Этот борец с идолами, этот иконокласт, кстати, не только оскорбил нашу веру, но и надул меня: по моей просьбе он укоротил выбранную мной серебряную цепочку почти наполовину, остаток взял себе, а деньги с меня спросил за целую: вот такая у них вера! После неудачи с евангелистами через неделю мы нашли маленькую фигуру Христа у краснодеревщика. Слишком маленькую, на время.

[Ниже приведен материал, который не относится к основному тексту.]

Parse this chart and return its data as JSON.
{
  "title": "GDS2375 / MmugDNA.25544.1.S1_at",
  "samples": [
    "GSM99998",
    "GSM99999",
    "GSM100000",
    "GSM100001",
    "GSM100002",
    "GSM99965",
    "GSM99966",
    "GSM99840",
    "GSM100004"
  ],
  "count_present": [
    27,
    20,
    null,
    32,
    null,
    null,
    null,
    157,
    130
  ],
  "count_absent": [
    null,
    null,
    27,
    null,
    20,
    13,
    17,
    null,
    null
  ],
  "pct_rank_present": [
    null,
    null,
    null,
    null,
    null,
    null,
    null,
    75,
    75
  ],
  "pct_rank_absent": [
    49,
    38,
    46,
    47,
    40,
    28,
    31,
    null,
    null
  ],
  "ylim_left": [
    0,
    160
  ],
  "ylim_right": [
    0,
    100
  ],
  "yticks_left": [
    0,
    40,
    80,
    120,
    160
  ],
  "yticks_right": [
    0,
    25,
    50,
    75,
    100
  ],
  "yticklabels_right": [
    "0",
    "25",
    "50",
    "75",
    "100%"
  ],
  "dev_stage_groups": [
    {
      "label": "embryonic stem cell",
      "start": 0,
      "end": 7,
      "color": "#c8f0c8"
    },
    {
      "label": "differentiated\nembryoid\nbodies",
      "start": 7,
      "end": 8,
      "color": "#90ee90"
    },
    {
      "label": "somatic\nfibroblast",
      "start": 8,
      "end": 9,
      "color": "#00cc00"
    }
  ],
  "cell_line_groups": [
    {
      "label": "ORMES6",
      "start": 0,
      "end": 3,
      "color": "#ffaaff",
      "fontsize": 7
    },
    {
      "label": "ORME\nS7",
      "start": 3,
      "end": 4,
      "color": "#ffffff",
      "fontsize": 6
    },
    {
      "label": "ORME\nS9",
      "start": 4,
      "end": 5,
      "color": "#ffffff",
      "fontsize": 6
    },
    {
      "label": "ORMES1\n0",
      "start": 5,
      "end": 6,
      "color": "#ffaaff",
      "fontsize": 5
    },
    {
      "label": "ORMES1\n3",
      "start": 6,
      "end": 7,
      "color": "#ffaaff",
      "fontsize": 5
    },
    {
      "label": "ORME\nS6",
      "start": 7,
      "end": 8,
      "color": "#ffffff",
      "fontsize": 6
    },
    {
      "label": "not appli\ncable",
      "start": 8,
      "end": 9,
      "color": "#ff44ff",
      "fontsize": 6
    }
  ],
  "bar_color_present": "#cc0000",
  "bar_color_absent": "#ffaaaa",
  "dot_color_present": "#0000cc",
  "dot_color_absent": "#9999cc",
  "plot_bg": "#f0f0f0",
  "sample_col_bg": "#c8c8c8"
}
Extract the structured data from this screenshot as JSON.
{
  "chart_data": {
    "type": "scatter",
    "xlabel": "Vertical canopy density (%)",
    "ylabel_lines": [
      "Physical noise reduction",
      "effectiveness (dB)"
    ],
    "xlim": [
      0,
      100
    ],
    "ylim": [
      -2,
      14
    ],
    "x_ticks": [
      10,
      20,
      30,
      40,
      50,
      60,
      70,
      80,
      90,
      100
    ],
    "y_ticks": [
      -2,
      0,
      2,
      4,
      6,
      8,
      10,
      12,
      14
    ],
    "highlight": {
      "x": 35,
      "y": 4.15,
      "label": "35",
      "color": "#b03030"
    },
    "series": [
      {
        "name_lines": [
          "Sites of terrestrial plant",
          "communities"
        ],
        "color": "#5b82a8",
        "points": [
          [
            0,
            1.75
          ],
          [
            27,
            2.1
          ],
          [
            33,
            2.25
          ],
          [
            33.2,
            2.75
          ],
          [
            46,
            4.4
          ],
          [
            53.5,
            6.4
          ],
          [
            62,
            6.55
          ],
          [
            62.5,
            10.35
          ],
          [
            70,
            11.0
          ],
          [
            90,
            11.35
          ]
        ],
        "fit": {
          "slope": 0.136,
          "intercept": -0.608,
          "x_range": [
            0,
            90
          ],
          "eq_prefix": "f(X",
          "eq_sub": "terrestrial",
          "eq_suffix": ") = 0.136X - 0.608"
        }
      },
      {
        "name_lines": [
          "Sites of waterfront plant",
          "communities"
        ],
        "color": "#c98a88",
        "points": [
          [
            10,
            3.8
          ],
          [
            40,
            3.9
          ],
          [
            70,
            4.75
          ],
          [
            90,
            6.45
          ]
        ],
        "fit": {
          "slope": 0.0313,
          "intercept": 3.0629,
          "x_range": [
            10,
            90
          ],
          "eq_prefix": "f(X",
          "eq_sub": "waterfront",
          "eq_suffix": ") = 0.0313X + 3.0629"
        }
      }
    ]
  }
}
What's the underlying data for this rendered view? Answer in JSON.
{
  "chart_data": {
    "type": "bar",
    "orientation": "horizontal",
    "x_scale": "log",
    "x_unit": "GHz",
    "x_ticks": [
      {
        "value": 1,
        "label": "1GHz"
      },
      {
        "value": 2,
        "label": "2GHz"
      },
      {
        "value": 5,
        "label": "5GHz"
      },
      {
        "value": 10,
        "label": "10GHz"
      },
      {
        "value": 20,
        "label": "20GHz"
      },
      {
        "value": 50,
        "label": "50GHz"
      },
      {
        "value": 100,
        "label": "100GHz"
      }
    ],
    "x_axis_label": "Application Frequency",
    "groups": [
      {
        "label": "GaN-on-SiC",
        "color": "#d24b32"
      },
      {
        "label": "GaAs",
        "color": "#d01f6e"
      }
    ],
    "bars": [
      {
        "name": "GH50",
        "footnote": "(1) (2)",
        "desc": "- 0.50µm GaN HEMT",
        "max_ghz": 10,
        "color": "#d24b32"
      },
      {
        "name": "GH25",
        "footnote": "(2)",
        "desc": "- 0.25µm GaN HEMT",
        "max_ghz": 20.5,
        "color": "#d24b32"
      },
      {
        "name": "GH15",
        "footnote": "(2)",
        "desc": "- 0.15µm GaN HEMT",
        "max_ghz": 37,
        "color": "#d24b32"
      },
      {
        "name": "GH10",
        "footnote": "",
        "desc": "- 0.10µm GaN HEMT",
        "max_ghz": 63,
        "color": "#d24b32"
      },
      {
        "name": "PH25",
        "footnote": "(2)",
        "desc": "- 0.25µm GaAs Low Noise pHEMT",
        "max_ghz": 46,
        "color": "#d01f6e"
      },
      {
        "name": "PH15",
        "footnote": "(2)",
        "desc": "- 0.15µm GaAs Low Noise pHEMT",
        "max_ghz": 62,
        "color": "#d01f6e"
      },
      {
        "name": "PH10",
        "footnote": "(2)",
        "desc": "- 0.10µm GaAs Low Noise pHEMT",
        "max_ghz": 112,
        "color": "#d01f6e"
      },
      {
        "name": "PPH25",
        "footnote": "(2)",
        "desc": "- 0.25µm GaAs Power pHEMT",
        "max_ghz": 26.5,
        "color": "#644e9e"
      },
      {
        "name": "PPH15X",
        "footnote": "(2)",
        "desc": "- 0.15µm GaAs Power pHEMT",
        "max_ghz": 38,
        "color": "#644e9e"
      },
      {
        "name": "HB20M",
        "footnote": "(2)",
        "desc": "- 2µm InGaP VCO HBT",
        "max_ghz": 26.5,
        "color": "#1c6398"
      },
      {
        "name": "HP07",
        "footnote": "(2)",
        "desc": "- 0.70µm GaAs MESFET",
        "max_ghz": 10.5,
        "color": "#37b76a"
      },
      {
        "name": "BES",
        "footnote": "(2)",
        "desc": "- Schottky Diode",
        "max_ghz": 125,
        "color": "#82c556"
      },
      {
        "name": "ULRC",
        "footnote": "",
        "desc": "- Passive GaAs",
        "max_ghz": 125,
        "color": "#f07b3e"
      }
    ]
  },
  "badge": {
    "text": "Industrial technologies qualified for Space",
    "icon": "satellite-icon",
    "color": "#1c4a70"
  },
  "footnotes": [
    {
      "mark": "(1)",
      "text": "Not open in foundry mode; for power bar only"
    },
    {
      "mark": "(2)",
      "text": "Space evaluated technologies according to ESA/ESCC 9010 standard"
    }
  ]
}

И вот здесь — это прекрасное, удивительное Распятие, не иначе как XVI века! Но слишком дорогое. И опасно оставлять на кладбище, где постоянно все крадут из склепа (а такие часовни запирать на замок не принято).

— А другого у вас нет? Поскромнее?

Антиквар достал отдельную фигуру Христа, тоже прекрасную, деревянную и не такую дорогую.

— Но Его придется пригвоздить! — сказала Франческа. — Я не могу этого сделать.

(На ладонях и ступнях изображения были отверстия для гвоздей.) При мысли о вбивании гвоздей Франческе стало плохо.

— Можно приклеить пленкой! — предложил антиквар. — Вот так.

— Нет, так ужасно. И опять украдут. Что же делать?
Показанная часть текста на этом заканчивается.